By Madison Lotenschtein
Finding the nuns making books in Renaissance Italy UI Postdoc Fellow Melissa Moreton will delve into nuns making books during the Renaissance in Italy.
Monks have long been well known for their elegant manuscripts, hymns, psalms, and humble life devoted to their God. But what about the nuns who devoted their lives to such a cause? Where are their works of art, writing, hymns, and psalms?
Yesterday, Center for the Book Postdoctoral Fellow Melissa Moreton delivered a lecture on nuns making books in Renaissance Italy at 7 p.m. in the Main Library Special Collections.
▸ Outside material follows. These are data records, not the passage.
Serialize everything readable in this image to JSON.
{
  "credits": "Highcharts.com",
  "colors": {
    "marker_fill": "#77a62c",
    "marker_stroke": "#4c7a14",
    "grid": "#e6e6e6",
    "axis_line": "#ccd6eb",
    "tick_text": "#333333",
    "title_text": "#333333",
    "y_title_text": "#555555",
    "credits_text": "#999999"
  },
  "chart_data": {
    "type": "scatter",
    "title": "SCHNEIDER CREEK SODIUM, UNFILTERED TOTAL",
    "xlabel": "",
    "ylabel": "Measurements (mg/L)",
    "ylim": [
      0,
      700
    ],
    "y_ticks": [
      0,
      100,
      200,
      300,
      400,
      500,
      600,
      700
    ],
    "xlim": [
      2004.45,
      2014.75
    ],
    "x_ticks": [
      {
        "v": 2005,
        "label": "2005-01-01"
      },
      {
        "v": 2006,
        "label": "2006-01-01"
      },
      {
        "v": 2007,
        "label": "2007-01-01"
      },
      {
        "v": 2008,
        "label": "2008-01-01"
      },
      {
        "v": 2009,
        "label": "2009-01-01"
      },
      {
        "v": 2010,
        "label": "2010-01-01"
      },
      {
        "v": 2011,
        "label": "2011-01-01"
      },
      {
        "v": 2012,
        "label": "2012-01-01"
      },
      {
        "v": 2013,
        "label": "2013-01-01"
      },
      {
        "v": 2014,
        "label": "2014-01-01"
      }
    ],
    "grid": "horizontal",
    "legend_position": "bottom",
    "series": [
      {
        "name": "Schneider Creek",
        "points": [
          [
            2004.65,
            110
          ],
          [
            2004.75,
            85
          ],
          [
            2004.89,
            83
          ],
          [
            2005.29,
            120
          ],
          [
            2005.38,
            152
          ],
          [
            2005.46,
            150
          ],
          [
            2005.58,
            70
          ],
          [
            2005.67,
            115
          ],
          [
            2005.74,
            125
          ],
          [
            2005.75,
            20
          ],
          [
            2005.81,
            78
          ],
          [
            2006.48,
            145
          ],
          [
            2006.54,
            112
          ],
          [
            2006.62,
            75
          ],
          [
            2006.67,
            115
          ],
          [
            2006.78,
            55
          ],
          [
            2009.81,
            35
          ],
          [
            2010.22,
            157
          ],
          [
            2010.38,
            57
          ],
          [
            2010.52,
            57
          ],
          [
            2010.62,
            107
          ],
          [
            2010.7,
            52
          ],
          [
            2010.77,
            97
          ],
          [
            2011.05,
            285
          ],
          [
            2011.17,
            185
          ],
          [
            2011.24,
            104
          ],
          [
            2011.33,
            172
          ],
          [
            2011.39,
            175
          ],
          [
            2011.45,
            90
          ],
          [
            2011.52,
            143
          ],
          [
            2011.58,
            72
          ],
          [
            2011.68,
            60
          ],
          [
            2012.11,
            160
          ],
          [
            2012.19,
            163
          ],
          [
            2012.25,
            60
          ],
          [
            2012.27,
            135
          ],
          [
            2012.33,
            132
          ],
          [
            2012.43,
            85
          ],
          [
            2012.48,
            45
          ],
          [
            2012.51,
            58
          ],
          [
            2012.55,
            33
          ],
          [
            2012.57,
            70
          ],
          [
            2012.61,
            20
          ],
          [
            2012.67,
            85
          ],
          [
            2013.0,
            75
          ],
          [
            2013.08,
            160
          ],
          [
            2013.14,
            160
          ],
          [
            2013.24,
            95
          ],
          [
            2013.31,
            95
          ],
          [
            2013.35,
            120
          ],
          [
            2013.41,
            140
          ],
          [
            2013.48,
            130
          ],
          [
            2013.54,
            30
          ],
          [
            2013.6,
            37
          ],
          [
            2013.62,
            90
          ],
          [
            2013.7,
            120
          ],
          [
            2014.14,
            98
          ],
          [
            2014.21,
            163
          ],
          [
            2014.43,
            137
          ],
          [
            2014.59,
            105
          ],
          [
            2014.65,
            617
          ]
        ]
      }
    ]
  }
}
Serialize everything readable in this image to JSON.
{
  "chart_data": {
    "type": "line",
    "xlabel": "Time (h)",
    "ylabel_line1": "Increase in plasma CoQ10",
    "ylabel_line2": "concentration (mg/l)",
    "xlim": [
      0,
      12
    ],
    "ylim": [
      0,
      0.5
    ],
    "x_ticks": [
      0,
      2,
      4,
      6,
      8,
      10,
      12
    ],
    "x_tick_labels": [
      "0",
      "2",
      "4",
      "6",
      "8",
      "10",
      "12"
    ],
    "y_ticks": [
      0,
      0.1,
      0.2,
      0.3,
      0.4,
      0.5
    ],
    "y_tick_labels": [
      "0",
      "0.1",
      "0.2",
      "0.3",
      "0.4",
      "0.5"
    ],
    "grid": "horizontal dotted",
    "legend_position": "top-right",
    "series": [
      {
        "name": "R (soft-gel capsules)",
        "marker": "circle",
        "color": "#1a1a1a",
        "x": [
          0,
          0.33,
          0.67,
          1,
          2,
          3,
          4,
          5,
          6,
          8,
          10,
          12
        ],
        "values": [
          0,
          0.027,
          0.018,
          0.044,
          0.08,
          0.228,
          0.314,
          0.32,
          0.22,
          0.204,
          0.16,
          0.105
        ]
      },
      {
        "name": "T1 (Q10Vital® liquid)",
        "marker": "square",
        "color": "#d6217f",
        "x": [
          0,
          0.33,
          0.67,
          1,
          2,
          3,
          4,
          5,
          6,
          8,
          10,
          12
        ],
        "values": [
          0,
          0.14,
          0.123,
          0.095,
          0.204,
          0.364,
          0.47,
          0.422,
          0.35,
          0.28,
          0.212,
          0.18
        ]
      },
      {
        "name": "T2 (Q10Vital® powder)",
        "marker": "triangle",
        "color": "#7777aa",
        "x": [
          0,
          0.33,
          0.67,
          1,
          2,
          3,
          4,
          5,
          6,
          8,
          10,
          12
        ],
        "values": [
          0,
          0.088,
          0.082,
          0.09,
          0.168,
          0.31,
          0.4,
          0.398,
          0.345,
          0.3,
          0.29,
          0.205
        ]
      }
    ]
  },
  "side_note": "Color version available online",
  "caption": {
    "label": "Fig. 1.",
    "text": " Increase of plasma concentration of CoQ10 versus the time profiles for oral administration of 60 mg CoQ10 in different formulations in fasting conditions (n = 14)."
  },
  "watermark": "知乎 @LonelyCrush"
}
While doing graduate research in Florence, Italy, Moreton she about the nun-scribes and the convents they inhabited. After noticing how little of information was available on their production of books, Moreton decided to immerse herself in the world of the past. At the event, the historian will explain how she does her research and show the latest methods in finding the nuns books and manuscripts.
“Most of the manuscripts nuns made were devotional [for prayer, study, contemplation] and liturgical, books that the nuns sung from in the choir and those that helped them perform important religious rituals,” Moreton said. “They also copied theological texts and kept administrative documents, used to keep track of their financial transactions and the daily operations of the house. They wrote extensive convent histories, called chronicles, and books of entry and death, which recorded the names and information of the women who entered as girls and commemorated them in death.”
These driven women led busy lives that led to them writing a great number of manuscripts and books. Sadly, most hymns and psalms written by the nuns have been written under the name “anonymous.” But with a little research, Professor Emerita Constance Berman, a medieval scholar, lifts the veil on their lives.
“Women have been unrecognized with their hymn writing,” Berman said. “We began to find out that most of the ‘anonymous’ writers were actually women. They lived long and productive lives and not only produced books but artworks and plays. There was some real exciting art and literature being produced in these houses of nuns. It’s an area in which there’s still a lot of work to be done because of the amount of time it had been neglected.”
The production of making a book from its very beginning is not only tedious, it also requires a fresh and focused mind. Book pages were cut to fit animal skin or paper, and lines were drawn to the piece of paper, essentially making a type of lined-notebook paper of the 15th and 16th Centuries. The nuns then manually copied and wrote each word on the page with care. After finishing their prized pieces, they would “sprinkle some sugar on top” and paint little designs on the pages.
“I would definitely call them works of art, because the creation of these books was a time-intensive endeavor and was made by creators who practiced and perfected their skill over a lifetime,” said Special Collections outreach librarian Colleen Theisen, the curator of the event. “The careful and delicate calligraphy and illumination is created with a skill that is equal or beyond that of most fine artists.”